The authors define the Laplace transform of a real-valued function $f(t)$ of a positive real variable $t$ as
\begin{equation} \hat{f}(s) = \int_{0}^\infty \mathrm{e}^{-st} f(t) \, \mathrm{d}t. \end{equation}
To invert the Laplace transform, the Bromwich integral is used, with $i^2 = -1$,
\begin{equation} f(t) = \frac{1}{2\pi i} \lim_{T \to \infty} \int_{a - iT}^{a + iT} \mathrm{e}^{st} \hat{f}(s) \, \mathrm{d}s. \tag{$*$} \end{equation}
In deriving a simplification of $(*)$, some steps are unclear to me. Is the integral in blue equal to zero because $f(t)$ is real-valued? How does one arrive at the result in red?

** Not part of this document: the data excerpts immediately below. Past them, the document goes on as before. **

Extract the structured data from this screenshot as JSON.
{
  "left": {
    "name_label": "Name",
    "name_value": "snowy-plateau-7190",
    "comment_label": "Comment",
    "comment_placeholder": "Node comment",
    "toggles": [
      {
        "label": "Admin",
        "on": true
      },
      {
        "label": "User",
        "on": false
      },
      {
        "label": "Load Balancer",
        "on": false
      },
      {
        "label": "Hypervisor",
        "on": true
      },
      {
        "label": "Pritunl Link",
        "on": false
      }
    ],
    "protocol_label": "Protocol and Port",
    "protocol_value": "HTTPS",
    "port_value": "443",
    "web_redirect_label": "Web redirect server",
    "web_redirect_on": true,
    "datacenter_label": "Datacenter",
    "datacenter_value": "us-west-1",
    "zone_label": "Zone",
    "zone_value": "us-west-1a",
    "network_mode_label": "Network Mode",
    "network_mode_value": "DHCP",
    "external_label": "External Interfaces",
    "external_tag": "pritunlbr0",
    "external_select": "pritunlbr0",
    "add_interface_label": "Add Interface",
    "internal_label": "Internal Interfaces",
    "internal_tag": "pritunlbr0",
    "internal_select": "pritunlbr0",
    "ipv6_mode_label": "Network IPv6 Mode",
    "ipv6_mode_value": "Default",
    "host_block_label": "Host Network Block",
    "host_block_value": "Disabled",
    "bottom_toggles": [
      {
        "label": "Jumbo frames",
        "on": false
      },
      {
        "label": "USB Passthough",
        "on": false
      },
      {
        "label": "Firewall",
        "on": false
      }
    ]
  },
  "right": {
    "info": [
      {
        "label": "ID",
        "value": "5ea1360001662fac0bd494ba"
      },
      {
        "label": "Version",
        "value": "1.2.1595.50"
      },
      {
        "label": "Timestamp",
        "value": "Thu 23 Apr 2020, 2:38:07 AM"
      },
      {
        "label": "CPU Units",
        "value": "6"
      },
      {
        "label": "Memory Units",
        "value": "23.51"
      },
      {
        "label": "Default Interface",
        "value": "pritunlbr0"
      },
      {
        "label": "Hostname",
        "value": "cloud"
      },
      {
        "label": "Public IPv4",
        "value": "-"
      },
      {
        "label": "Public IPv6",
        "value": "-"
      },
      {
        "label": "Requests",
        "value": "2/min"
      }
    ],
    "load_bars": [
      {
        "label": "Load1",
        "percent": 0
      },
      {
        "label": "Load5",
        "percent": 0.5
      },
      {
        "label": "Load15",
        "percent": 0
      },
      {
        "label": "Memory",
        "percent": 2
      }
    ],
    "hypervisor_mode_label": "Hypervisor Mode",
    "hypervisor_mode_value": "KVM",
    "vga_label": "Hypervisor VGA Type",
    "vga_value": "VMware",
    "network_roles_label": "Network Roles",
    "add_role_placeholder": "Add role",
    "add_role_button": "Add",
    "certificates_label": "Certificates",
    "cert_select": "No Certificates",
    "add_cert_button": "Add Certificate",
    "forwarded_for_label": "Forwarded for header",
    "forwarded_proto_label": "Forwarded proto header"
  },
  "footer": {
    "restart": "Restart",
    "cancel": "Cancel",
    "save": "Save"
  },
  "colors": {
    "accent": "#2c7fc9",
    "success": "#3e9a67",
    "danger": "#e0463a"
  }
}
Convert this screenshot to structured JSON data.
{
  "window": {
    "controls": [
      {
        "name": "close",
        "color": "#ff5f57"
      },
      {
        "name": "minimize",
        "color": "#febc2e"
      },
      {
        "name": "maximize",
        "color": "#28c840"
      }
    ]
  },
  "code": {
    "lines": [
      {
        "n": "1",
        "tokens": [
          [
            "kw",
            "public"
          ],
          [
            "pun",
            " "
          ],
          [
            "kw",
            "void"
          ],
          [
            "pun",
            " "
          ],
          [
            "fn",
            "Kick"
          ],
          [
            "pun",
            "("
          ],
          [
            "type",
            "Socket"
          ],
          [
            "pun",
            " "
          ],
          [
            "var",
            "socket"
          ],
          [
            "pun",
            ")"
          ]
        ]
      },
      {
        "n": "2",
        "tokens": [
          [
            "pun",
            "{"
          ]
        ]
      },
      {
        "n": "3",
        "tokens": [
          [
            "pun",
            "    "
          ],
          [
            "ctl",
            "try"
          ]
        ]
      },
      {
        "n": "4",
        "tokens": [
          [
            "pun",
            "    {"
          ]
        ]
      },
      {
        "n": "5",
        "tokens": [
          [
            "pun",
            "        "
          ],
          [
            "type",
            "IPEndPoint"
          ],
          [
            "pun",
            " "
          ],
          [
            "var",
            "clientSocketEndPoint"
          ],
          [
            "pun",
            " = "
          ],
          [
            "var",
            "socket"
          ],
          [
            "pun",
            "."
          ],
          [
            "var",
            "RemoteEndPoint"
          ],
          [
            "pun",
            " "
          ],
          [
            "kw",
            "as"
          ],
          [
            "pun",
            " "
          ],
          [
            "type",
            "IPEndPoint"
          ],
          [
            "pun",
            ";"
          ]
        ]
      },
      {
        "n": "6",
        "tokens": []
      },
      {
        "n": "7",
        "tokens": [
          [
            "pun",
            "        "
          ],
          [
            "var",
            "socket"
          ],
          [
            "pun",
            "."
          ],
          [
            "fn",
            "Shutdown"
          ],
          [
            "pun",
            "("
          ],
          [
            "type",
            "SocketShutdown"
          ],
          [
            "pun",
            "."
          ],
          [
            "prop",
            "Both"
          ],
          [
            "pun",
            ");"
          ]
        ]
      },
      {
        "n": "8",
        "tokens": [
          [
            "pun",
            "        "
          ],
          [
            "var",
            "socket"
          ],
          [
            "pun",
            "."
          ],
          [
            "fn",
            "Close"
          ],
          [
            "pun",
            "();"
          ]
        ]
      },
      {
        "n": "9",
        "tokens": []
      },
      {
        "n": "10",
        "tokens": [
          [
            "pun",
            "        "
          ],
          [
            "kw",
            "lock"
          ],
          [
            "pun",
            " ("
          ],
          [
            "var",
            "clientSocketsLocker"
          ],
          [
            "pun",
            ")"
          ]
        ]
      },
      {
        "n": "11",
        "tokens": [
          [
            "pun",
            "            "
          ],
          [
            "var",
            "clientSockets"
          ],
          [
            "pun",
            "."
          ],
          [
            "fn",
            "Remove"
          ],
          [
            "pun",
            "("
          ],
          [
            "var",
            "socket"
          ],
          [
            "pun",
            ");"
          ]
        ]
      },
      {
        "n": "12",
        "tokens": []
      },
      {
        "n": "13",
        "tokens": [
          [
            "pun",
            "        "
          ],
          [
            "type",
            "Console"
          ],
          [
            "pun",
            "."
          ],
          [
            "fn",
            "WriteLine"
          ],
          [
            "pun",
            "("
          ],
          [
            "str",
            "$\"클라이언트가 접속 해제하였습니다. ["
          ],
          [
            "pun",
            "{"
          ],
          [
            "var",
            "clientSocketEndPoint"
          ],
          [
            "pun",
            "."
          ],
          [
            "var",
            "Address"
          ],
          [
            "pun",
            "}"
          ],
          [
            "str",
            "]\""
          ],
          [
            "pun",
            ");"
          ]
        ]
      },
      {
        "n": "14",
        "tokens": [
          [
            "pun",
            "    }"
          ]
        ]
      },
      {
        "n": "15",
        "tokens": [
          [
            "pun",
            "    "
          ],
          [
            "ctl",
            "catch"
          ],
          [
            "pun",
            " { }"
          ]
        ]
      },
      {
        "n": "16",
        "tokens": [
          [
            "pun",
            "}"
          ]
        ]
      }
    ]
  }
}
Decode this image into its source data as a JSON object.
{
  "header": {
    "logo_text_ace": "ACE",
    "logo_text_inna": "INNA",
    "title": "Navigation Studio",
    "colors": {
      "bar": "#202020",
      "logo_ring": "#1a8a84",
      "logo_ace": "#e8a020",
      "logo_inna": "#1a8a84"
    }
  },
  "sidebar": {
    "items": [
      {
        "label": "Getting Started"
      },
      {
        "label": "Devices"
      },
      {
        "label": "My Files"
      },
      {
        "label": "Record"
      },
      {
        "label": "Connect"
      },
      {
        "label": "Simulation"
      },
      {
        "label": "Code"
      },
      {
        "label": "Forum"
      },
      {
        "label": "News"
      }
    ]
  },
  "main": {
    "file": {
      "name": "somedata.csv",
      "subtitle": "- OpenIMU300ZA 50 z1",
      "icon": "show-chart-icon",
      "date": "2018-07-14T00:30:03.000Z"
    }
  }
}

\begin{align} f(t) &= \frac{\mathrm{e}^{at}}{2\pi} \int_{-\infty}^{\infty} \bigl( \cos(ut) + i \sin(ut) \bigr) \hat{f}(a + iu) \, \mathrm{d}u \\ &= \frac{\mathrm{e}^{at}}{2\pi} \int_{-\infty}^{\infty} \bigl( \cos(ut) + i \sin(ut) \bigr) \bigl( \operatorname{Re}(\hat{f}(a + iu)) + i \operatorname{Im}(\hat{f}(a + iu)) \bigr) \, \mathrm{d}u \\ &= \frac{\mathrm{e}^{at}}{2\pi} \int_{-\infty}^{\infty} \bigl( \operatorname{Re}(\hat{f}(a + iu)) \cos(ut) - \operatorname{Im}(\hat{f}(a + iu)) \sin(ut) \bigr) \, \mathrm{d}u \\ &\quad + i\frac{\mathrm{e}^{at}}{2\pi} \color{blue}{\int_{-\infty}^{\infty} \bigl( \operatorname{Im}(\hat{f}(a + iu)) \cos(ut) + \operatorname{Re}(\hat{f}(a + iu)) \sin(ut) \bigr) \, \mathrm{d}u} \\ &= \frac{\mathrm{e}^{at}}{2\pi} \int_{-\infty}^{\infty} \bigl( \operatorname{Re}(\hat{f}(a + iu)) \cos(ut) - \operatorname{Im}(\hat{f}(a + iu)) \sin(ut) \bigr) \, \mathrm{d}u \\ &= \color{red}{\frac{2\mathrm{e}^{at}}{\pi} \int_{0}^{\infty} \operatorname{Re}(\hat{f}(a + iu)) \cos(ut) \, \mathrm{d}u} \end{align}
Edit Using Dr.MV's comments:
\begin{align} &\frac{\mathrm{e}^{at}}{2\pi} \int_{-\infty}^{\infty} \bigl( \operatorname{Re}(\hat{f}(a + iu)) \cos(ut) - \operatorname{Im}(\hat{f}(a + iu)) \sin(ut) \bigr) \, \mathrm{d}u \\ &= \frac{\mathrm{e}^{at}}{2\pi} \Bigl( \int_{0}^{\infty} \bigl( \operatorname{Re}(\hat{f}(a + iu)) \cos(ut) - \operatorname{Im}(\hat{f}(a + iu)) \sin(ut) \bigr) \, \mathrm{d}u \\ &\qquad\quad + \int_{-\infty}^{0} \bigl( \operatorname{Re}(\hat{f}(a + iu)) \cos(ut) - \operatorname{Im}(\hat{f}(a + iu)) \sin(ut) \bigr) \, \mathrm{d}u \Bigr) \\ &= \frac{\mathrm{e}^{at}}{2\pi} \Bigl( \int_{0}^{\infty} \bigl( \operatorname{Re}(\hat{f}(a + iu)) \cos(ut) - \operatorname{Im}(\hat{f}(a + iu)) \sin(ut) \bigr) \, \mathrm{d}u \\ &\qquad\quad - \int_{\infty}^{0} \bigl( \operatorname{Re}(\hat{f}(a - iv)) \cos(-vt) - \operatorname{Im}(\hat{f}(a - iv)) \sin(-vt) \bigr) \, \mathrm{d}v \Bigr) \\ &= \frac{\mathrm{e}^{at}}{2\pi} \int_{0}^{\infty} \Bigl( \cos(ut)\bigl( \operatorname{Re}(\hat{f}(a - iu)) + \operatorname{Re}(\hat{f}(a + iu)) \bigr) \\ &\hspace{4.5em}+ \sin(ut)\bigl( \operatorname{Im}(\hat{f}(a - iu)) - \operatorname{Im}(\hat{f}(a + iu)) \bigr) \Bigr) \, \mathrm{d}u. \end{align}
I do not see how this equals the part in red. Especially, the factor $\frac{2\mathrm{e}^{at}}{\pi}$ I cannot explain.